Injuries no problem for Scarborough windsurfer at Windsurfing Assocation World Cup Wave event

Justyna Sniady in action.
Injuries no problem for Scarborough windsurfer at Windsurfing Assocation World Cup Wave event
Justyna Sniady in action.

SCARBOROUGH windsurfer Justyna Sniady (29) had a broken toe competing in 130km/h winds before she came sixth in the world during the Windsurfing Association (PWA) World Cup Wave event in the Canary Islands recently.

“It was painful, but to be fair I’ve had so many other injuries, including some of my nerves were damaged in an accident I had on the water three years ago,” Sniady, who fought the toe injury with painkillers and medical tape, said.

In 2012 she shattered five bones in her foot and sprained ligaments in training, leading doctors to say she would never fully recover or walk.

After five months of rehabilitation, Sniady returned to competition at the BWA Wave Championships in Scotland in 2012.

She moved to Perth five years ago for its wind and waves, after starting her windsurfing aged 12 in her native Poland.

“I started in the Baltic Sea, where we do have some waves, but it’s not like here where we get a swell and wind and I can go after work,” Sniady said.

The World Cup’s initial rounds had winds that forced Sniady into rocks and smashed her mast before she was placed sixth in world rankings.

She is now the reigning British Wavesailing Association Tour Champion but said her standout moment from 2014 was first place at the first Polish National Championships.
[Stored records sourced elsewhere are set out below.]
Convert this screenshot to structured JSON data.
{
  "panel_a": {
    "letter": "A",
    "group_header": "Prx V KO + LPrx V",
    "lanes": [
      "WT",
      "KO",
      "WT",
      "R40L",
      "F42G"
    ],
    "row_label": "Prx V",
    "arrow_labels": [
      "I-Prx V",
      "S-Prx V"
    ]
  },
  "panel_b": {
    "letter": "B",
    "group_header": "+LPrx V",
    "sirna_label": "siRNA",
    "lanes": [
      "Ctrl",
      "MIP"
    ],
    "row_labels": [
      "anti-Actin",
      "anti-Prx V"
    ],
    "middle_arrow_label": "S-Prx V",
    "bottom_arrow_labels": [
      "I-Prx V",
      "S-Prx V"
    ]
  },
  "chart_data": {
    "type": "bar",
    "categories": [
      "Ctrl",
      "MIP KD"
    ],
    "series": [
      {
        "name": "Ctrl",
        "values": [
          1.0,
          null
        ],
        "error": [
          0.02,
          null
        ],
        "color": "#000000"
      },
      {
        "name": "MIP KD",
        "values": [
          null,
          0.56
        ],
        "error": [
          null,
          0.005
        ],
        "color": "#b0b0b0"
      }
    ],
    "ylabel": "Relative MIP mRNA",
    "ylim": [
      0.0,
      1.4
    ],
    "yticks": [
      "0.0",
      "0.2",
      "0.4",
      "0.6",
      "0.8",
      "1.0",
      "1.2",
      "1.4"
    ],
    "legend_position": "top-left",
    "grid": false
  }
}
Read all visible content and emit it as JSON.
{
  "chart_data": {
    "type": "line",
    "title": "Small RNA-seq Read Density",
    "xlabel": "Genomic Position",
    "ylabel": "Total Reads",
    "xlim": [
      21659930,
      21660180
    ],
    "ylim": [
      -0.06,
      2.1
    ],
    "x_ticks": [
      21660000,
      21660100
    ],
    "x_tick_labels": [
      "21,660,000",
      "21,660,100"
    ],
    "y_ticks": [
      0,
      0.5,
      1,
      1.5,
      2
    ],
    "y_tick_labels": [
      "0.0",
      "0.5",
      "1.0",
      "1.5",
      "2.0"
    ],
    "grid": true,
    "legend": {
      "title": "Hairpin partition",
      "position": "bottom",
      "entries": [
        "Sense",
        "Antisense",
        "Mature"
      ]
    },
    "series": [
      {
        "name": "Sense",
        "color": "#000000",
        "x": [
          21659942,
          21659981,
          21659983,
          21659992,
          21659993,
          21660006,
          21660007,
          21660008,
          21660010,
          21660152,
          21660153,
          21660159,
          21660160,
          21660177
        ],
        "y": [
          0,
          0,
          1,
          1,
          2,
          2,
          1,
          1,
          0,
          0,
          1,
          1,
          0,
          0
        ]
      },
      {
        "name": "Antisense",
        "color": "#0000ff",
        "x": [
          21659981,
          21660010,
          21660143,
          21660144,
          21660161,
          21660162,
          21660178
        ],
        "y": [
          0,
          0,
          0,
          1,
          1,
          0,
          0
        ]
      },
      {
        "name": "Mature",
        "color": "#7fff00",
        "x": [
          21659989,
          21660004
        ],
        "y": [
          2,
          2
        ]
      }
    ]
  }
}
Windsurfing on waves uses up to 4000 calories an hour and competitions, run on similar lines to surfing tournaments, involve two to four windsurfers in 10-12 minute heats being scored points by judges on shore.

Being ranked sixth in the world now means more interest from sponsors, pressure on work commitments and a strict training regime that includes daily gym sessions.

Sniady will compete in a World Cup round in Germany this month.

“We go to where the sponsors are, where the money is and where we get 20,000 spectators because they’ve been doing it there for 20 years, but it means we are in 5-degree water with onshore winds,” she said.